Mit der momenthaften und fragmentarischen Abnahme und Freilegung der menschlichen Kopfform verweist der Künstler auf digitale Untersuchungsmethoden, die Einblicke in den Körper geben, dabei bestimmte Areale in den Blick nehmen, während andere Bereiche unsichtbar bleiben. Der Abformungsprozess in der Bildhauerei ist ein Moment, der die Skulptur umschreibt und gleichzeitig verdeckt, indem die Form und die Oberfläche ermittelt und dabei neu geschaffen werden. Der wattig aussehenden Gips, der sich um den Kopf legt, verdeckt die eigentliche Skulptur; hinzugefügte Pigmente heben verschiedene Gesten in der Gipsform hervor. Der Titel „Three Clouds“ verweist zudem auf digitale Cloud-Speicher im Internet, die Menschen ermöglichen Wissen auszutauschen.

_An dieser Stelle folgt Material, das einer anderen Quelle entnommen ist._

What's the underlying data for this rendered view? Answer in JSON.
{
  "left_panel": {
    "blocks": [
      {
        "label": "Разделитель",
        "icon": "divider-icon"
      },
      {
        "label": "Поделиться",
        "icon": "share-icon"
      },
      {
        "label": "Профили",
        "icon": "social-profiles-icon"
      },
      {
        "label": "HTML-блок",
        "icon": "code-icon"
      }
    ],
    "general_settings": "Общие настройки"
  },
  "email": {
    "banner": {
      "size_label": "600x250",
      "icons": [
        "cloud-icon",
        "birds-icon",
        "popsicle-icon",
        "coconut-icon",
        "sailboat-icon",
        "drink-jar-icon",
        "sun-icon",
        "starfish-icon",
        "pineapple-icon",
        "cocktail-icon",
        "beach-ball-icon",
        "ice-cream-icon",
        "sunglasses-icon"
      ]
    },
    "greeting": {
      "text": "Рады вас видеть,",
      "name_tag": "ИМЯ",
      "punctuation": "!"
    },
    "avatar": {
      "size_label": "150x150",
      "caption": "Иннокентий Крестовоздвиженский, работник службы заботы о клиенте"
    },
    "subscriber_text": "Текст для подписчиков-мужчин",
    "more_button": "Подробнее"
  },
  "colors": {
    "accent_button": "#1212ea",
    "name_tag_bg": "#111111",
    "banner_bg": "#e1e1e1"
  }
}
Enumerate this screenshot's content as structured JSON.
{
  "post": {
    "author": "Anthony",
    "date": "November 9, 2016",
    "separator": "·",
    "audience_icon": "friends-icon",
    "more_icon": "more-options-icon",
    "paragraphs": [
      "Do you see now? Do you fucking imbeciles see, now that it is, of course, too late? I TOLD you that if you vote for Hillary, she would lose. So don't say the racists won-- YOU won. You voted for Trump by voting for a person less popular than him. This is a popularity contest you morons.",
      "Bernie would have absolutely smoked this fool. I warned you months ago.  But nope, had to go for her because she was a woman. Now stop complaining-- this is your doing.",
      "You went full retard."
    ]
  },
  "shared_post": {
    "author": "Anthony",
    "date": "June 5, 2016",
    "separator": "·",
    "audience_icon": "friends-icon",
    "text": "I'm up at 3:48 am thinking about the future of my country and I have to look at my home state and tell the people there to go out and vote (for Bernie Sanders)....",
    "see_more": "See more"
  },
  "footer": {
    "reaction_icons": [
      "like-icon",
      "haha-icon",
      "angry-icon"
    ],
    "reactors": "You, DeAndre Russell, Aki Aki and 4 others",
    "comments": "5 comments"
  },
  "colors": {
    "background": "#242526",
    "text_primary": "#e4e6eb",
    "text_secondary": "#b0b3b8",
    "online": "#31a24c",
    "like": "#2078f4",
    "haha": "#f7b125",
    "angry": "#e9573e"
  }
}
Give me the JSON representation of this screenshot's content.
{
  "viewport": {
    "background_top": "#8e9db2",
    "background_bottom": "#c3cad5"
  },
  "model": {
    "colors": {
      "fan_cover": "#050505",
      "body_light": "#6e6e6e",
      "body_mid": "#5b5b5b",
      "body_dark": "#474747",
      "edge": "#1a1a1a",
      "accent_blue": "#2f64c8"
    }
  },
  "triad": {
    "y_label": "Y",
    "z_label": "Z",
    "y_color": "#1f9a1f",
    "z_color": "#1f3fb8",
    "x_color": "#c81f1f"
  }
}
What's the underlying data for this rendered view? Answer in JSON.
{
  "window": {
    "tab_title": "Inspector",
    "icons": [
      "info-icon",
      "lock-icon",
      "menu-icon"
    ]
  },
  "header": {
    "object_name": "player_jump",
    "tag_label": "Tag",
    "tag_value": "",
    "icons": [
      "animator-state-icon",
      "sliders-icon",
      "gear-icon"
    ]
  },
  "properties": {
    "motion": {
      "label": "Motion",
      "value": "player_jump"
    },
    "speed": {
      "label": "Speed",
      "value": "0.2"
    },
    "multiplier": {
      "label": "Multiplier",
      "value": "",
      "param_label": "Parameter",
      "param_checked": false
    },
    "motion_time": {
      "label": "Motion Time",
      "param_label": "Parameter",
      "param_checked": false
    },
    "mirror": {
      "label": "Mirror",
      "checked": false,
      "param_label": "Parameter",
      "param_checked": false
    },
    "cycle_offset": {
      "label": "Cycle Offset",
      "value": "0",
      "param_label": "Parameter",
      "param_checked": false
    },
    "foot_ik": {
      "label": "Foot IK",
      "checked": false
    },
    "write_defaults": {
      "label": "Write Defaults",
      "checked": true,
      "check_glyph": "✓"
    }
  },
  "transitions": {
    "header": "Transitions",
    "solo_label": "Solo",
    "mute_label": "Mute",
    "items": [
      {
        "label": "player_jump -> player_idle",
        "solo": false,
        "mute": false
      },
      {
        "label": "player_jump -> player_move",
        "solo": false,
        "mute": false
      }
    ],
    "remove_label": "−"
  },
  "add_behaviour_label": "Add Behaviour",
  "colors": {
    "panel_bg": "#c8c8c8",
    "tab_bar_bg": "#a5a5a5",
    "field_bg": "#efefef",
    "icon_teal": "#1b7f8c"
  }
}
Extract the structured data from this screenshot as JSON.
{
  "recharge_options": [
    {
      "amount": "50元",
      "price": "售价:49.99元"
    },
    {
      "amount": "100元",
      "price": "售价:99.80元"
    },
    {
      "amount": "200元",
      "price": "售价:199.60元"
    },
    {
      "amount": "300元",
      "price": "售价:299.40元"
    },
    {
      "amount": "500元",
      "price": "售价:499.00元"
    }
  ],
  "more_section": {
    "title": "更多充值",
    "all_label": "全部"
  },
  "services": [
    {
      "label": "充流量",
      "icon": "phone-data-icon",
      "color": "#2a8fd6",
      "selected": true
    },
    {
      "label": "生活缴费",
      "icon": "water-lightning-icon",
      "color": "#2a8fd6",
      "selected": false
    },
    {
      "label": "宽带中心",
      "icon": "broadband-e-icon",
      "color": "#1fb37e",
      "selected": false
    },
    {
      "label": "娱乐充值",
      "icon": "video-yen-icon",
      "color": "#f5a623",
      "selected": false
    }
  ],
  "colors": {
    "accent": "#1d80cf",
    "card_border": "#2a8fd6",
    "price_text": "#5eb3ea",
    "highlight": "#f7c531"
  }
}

„Werkstatt der digitalen Medizin“
Das neue Institutsgebäude von Fraunhofer MEVIS auf dem Campus der Universität Bremen wurde nach zweieinhalbjähriger Bauzeit im Mai 2021 bezogen. Auf einer Nutzfläche von 2.600 Quadratmetern beherbergt das vom Architekturbüro Haslob Kruse + Partner entworfene Gebäude bis zu 210 Arbeitsplätze. Das Raumkonzept aus Büro-, Seminar- und Besprechungs- sowie Technikräumen und einzelnen Laborflächen bietet gleichermaßen Rückzugsmöglichkeiten für konzentriertes Arbeiten wie auch offene Bereiche für Kommunikation und Zusammenarbeit. Als „Werkstatt der digitalen Medizin“ soll das Gebäude als Treiber des digitalen Wandels im Gesundheitswesen wahrgenommen werden und Raum für Begegnung und Auseinandersetzung mit dem Thema digitale Medizin schaffen. Die Baukosten von rund 15 Millionen Euro stammen zu je einem Drittel vom Bundesministerium für Bildung und Forschung, vom Land Bremen sowie aus dem Europäischen Fonds für regionale Entwicklung (EFRE).